Nas recentes manifestações, vimos a Polícia Militar atuar na repressão das manifestações com táticas claras de guerra, fazendo uma repressão indiscriminada. A tática usada contra os manifestantes, na verdade, foi uma derivação daquilo que é feito cotidianamente nas favelas das grandes cidades brasileiras. Assim, podemos afirmar que se a tese de Norbert Elias sobre a pacificação constitui uma idealização: ela também se aplica diferenciadamente para os diversos países.

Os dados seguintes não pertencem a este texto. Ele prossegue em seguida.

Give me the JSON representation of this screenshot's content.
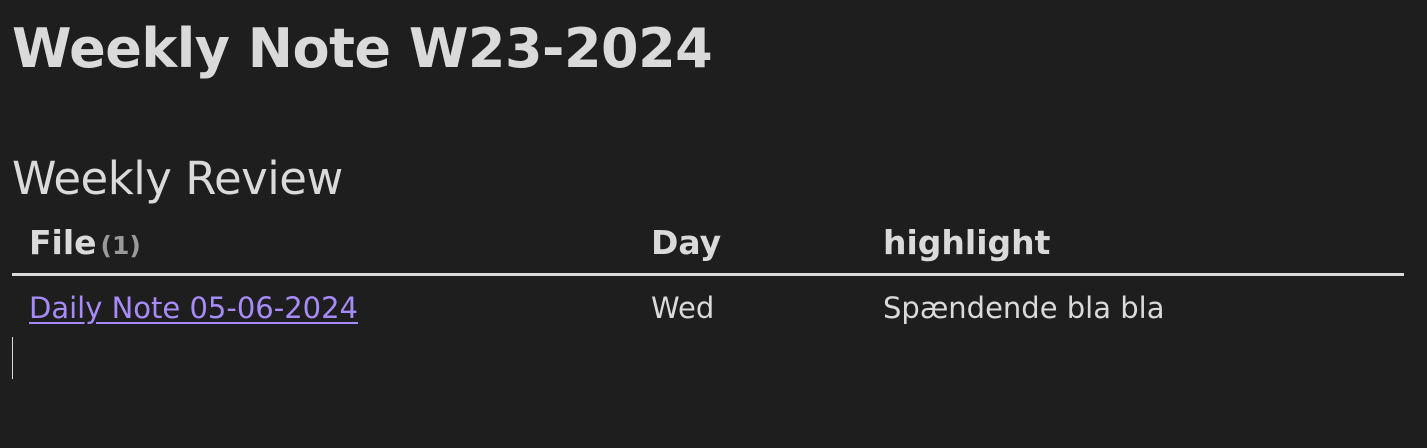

O Brasil ocupa, assim, uma posição de destaque entre aqueles que não foram capazes de pacificar o espaço público.

Neste contexto, obviamente, movimentos como os “black bloc” adquirem uma pseudo-legitimidade por contraste. São estas as justificativas que temos ouvido ao extremo nos últimos meses no Brasil: “se o Amarildo sumiu, então…” ou “Se a Polícia Militar do Rio reprimiu as professoras, então…”

Frases assim são equivocadas porque operam com dois pressupostos igualmente errados: de que não é possível controlar e pacificar a polícia ou de que a violência contra a polícia pode gerar algum benefício para a ordem democrática. Ambas as suposições são absolutamente equivocadas. O que está colocado no Brasil hoje é uma ampla democratização das polícias que viabilize a diminuição da violência contra os setores populares. Apenas assim o Estado brasileiro terá a capacidade de colocar na ordem do dia a diminuição da violência em todos os setores da vida social.